И дедушка, выходит, знал и не говорил мне.
– Тогда, в постели, – заговорил он, – я предложил использовать Арта, потому что думал, ты знаешь, что он стал стражем. А ты кинулась его защищать, тут-то я и понял, что ты и понятия не имела.
А я-то думала, будто Кэррик затащил меня в постель, чтобы использовать, чтобы через меня добраться до Арта! «Неужели мы вовсе разучились доверять?» – вздохнула я.
– Прости, наверное, мне следовало сразу тебе сказать, – мягко продолжал он, – но я так неудачно выбрал время для разговора о нем, боялся сделать еще хуже.
– Все хорошо, я не сержусь. – Помолчав, я добавила: – По правде сказать, зла я ужасно, как никогда в жизни, только не на тебя.
Теперь, когда я распахнула эту дверь, гнев затопил меня. Мне становилось дурно от этой картины: Арт в униформе стражей. Он же вовсе не о такой карьере мечтал, он хотел заниматься наукой. Работать в такой лаборатории, как та, которую он вчера обыскивал, – вот какая у Арта была прежде цель. Он бы стал эксцентричным ученым с вечно растрепанными волосами, искал бы лекарство от рака, сгубившего его маму. У нас все было запланировано. Очень подробный, сто раз обсуждавшийся план. Поступим в Университет Хамминга, он – на физику и химию, я – на математику. И всегда будем вместе. А теперь я – Заклейменная, он – страж. Я жертва, а он – преследователь.

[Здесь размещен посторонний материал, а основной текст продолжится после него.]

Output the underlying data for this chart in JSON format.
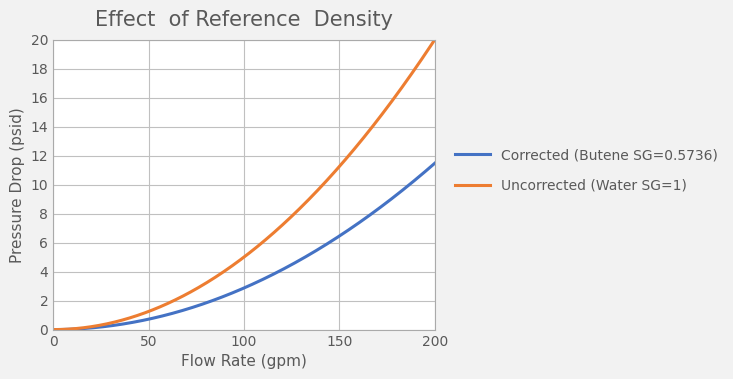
{
  "title": "Effect  of Reference  Density",
  "xlabel": "Flow Rate (gpm)",
  "ylabel": "Pressure Drop (psid)",
  "xlim": [
    0,
    200
  ],
  "ylim": [
    0,
    20
  ],
  "xticks": [
    0,
    50,
    100,
    150,
    200
  ],
  "yticks": [
    0,
    2,
    4,
    6,
    8,
    10,
    12,
    14,
    16,
    18,
    20
  ],
  "sg_corrected": 0.5736,
  "sg_uncorrected": 1.0,
  "k": 0.0005,
  "q_max": 200,
  "color_corrected": "#4472C4",
  "color_uncorrected": "#ED7D31",
  "legend_corrected": "Corrected (Butene SG=0.5736)",
  "legend_uncorrected": "Uncorrected (Water SG=1)",
  "linewidth": 2.2,
  "title_fontsize": 15,
  "label_fontsize": 11,
  "tick_fontsize": 10,
  "legend_fontsize": 10,
  "figure_bg": "#F2F2F2",
  "plot_bg": "#FFFFFF",
  "grid_color": "#C0C0C0",
  "text_color": "#595959",
  "spine_color": "#AAAAAA"
}
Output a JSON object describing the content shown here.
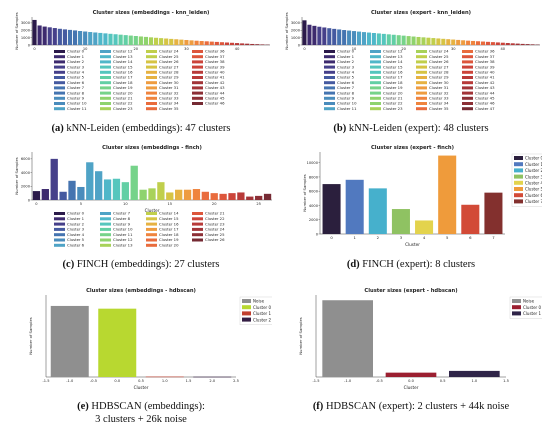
{
  "palette": [
    "#2b1a4a",
    "#3d2a6e",
    "#46408a",
    "#455aa0",
    "#4574b0",
    "#4a8cbc",
    "#4fa3c6",
    "#4fb7c9",
    "#55c6bd",
    "#62cfa5",
    "#76d38a",
    "#8fd36e",
    "#a8d25a",
    "#c0cf4c",
    "#d6c444",
    "#e6b242",
    "#ee9c40",
    "#ef843e",
    "#e96c3d",
    "#dd563c",
    "#cc443a",
    "#b83a39",
    "#a23438",
    "#8c2f36",
    "#752a33"
  ],
  "chart_data": [
    {
      "type": "bar",
      "title": "Cluster sizes (embeddings - knn_leiden)",
      "ylabel": "Number of Samples",
      "yticks": [
        "0",
        "1000",
        "2000",
        "3000"
      ],
      "xticks": [
        "0",
        "10",
        "20",
        "30",
        "40"
      ],
      "legend": [
        "Cluster 0",
        "Cluster 1",
        "Cluster 2",
        "Cluster 3",
        "Cluster 4",
        "Cluster 5",
        "Cluster 6",
        "Cluster 7",
        "Cluster 8",
        "Cluster 9",
        "Cluster 10",
        "Cluster 11",
        "Cluster 12",
        "Cluster 13",
        "Cluster 14",
        "Cluster 15",
        "Cluster 16",
        "Cluster 17",
        "Cluster 18",
        "Cluster 19",
        "Cluster 20",
        "Cluster 21",
        "Cluster 22",
        "Cluster 23",
        "Cluster 24",
        "Cluster 25",
        "Cluster 26",
        "Cluster 27",
        "Cluster 28",
        "Cluster 29",
        "Cluster 30",
        "Cluster 31",
        "Cluster 32",
        "Cluster 33",
        "Cluster 34",
        "Cluster 35",
        "Cluster 36",
        "Cluster 37",
        "Cluster 38",
        "Cluster 39",
        "Cluster 40",
        "Cluster 41",
        "Cluster 42",
        "Cluster 43",
        "Cluster 44",
        "Cluster 45",
        "Cluster 46"
      ],
      "ylim": [
        0,
        3800
      ],
      "values": [
        3400,
        2650,
        2500,
        2400,
        2300,
        2200,
        2120,
        2050,
        1980,
        1900,
        1830,
        1760,
        1700,
        1640,
        1580,
        1520,
        1460,
        1400,
        1340,
        1280,
        1220,
        1160,
        1100,
        1040,
        980,
        930,
        880,
        830,
        780,
        730,
        680,
        630,
        580,
        540,
        500,
        460,
        420,
        380,
        340,
        300,
        260,
        220,
        180,
        140,
        110,
        80,
        50
      ]
    },
    {
      "type": "bar",
      "title": "Cluster sizes (expert - knn_leiden)",
      "ylabel": "Number of Samples",
      "yticks": [
        "0",
        "1000",
        "2000",
        "3000"
      ],
      "xticks": [
        "0",
        "10",
        "20",
        "30",
        "40"
      ],
      "legend": [
        "Cluster 0",
        "Cluster 1",
        "Cluster 2",
        "Cluster 3",
        "Cluster 4",
        "Cluster 5",
        "Cluster 6",
        "Cluster 7",
        "Cluster 8",
        "Cluster 9",
        "Cluster 10",
        "Cluster 11",
        "Cluster 12",
        "Cluster 13",
        "Cluster 14",
        "Cluster 15",
        "Cluster 16",
        "Cluster 17",
        "Cluster 18",
        "Cluster 19",
        "Cluster 20",
        "Cluster 21",
        "Cluster 22",
        "Cluster 23",
        "Cluster 24",
        "Cluster 25",
        "Cluster 26",
        "Cluster 27",
        "Cluster 28",
        "Cluster 29",
        "Cluster 30",
        "Cluster 31",
        "Cluster 32",
        "Cluster 33",
        "Cluster 34",
        "Cluster 35",
        "Cluster 36",
        "Cluster 37",
        "Cluster 38",
        "Cluster 39",
        "Cluster 40",
        "Cluster 41",
        "Cluster 42",
        "Cluster 43",
        "Cluster 44",
        "Cluster 45",
        "Cluster 46",
        "Cluster 47"
      ],
      "ylim": [
        0,
        3800
      ],
      "values": [
        3350,
        2750,
        2600,
        2480,
        2380,
        2280,
        2190,
        2110,
        2030,
        1960,
        1890,
        1820,
        1750,
        1690,
        1630,
        1570,
        1510,
        1450,
        1390,
        1330,
        1270,
        1210,
        1150,
        1090,
        1040,
        990,
        940,
        890,
        840,
        790,
        740,
        690,
        640,
        590,
        550,
        510,
        470,
        430,
        390,
        350,
        310,
        270,
        230,
        190,
        150,
        120,
        90,
        60
      ]
    },
    {
      "type": "bar",
      "title": "Cluster sizes (embeddings - finch)",
      "ylabel": "Number of Samples",
      "xlabel": "Cluster",
      "yticks": [
        "0",
        "2000",
        "4000",
        "6000"
      ],
      "xticks": [
        "0",
        "5",
        "10",
        "15",
        "20",
        "25"
      ],
      "legend": [
        "Cluster 0",
        "Cluster 1",
        "Cluster 2",
        "Cluster 3",
        "Cluster 4",
        "Cluster 5",
        "Cluster 6",
        "Cluster 7",
        "Cluster 8",
        "Cluster 9",
        "Cluster 10",
        "Cluster 11",
        "Cluster 12",
        "Cluster 13",
        "Cluster 14",
        "Cluster 15",
        "Cluster 16",
        "Cluster 17",
        "Cluster 18",
        "Cluster 19",
        "Cluster 20",
        "Cluster 21",
        "Cluster 22",
        "Cluster 23",
        "Cluster 24",
        "Cluster 25",
        "Cluster 26"
      ],
      "ylim": [
        0,
        7000
      ],
      "values": [
        1300,
        1600,
        6000,
        1200,
        2800,
        1900,
        5500,
        4200,
        3000,
        3100,
        2600,
        5000,
        1500,
        1700,
        2600,
        1100,
        1500,
        1500,
        1600,
        1200,
        1000,
        900,
        1000,
        1100,
        500,
        600,
        900
      ]
    },
    {
      "type": "bar",
      "title": "Cluster sizes (expert - finch)",
      "ylabel": "Number of Samples",
      "xlabel": "Cluster",
      "yticks": [
        "0",
        "2000",
        "4000",
        "6000",
        "8000",
        "10000"
      ],
      "categories": [
        "0",
        "1",
        "2",
        "3",
        "4",
        "5",
        "6",
        "7"
      ],
      "legend": [
        "Cluster 0",
        "Cluster 1",
        "Cluster 2",
        "Cluster 3",
        "Cluster 4",
        "Cluster 5",
        "Cluster 6",
        "Cluster 7"
      ],
      "colors": [
        "#2b1f3d",
        "#5179bf",
        "#46b0cc",
        "#8fc262",
        "#e3d34d",
        "#ef9b3b",
        "#d24a37",
        "#83302e"
      ],
      "ylim": [
        0,
        11500
      ],
      "values": [
        7000,
        7600,
        6400,
        3500,
        1900,
        11000,
        4100,
        5800
      ]
    },
    {
      "type": "bar",
      "title": "Cluster sizes (embeddings - hdbscan)",
      "ylabel": "Number of Samples",
      "xlabel": "Cluster",
      "xticks": [
        "-1.5",
        "-1.0",
        "-0.5",
        "0.0",
        "0.5",
        "1.0",
        "1.5",
        "2.0",
        "2.5"
      ],
      "legend": [
        "Noise",
        "Cluster 0",
        "Cluster 1",
        "Cluster 2"
      ],
      "colors": [
        "#8f8f8f",
        "#b8d830",
        "#c2402f",
        "#341e44"
      ],
      "categories": [
        "-1",
        "0",
        "1",
        "2"
      ],
      "ylim": [
        0,
        30000
      ],
      "values": [
        26000,
        25000,
        150,
        100
      ]
    },
    {
      "type": "bar",
      "title": "Cluster sizes (expert - hdbscan)",
      "ylabel": "Number of Samples",
      "xlabel": "Cluster",
      "xticks": [
        "-1.5",
        "-1.0",
        "-0.5",
        "0.0",
        "0.5",
        "1.0",
        "1.5"
      ],
      "legend": [
        "Noise",
        "Cluster 0",
        "Cluster 1"
      ],
      "colors": [
        "#8f8f8f",
        "#9b1f30",
        "#2f2448"
      ],
      "categories": [
        "-1",
        "0",
        "1"
      ],
      "ylim": [
        0,
        47000
      ],
      "values": [
        44000,
        2500,
        3500
      ]
    }
  ],
  "captions": [
    {
      "label": "(a)",
      "text": " kNN-Leiden (embeddings): 47 clusters"
    },
    {
      "label": "(b)",
      "text": " kNN-Leiden (expert): 48 clusters"
    },
    {
      "label": "(c)",
      "text": " FINCH (embeddings): 27 clusters"
    },
    {
      "label": "(d)",
      "text": " FINCH (expert): 8 clusters"
    },
    {
      "label": "(e)",
      "text": " HDBSCAN (embeddings):",
      "text2": "3 clusters + 26k noise"
    },
    {
      "label": "(f)",
      "text": " HDBSCAN (expert): 2 clusters + 44k noise"
    }
  ]
}
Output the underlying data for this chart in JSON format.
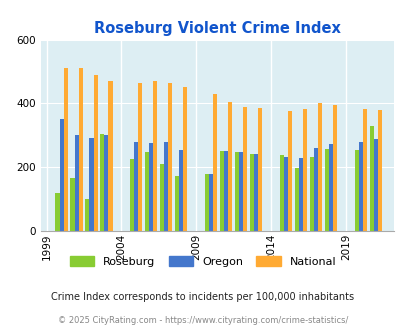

Это решение пойти в стражи, конечно, адресовано лично мне, все равно что пощечина, пинок в живот: он демонстрирует преданность своему папочке, согласие с приговором Трибунала. Он словно говорит мне: «Да, Селестина, в моих глазах ты порочна. Порочна до мозга костей, как сказал мой папа. И я считаю, что ты заслужила ту боль, которую тебе причинили, ты заслужила все, что с тобой случилось. Дай мне только поймать тебя, и …» И что тогда? Что он со мной сделает?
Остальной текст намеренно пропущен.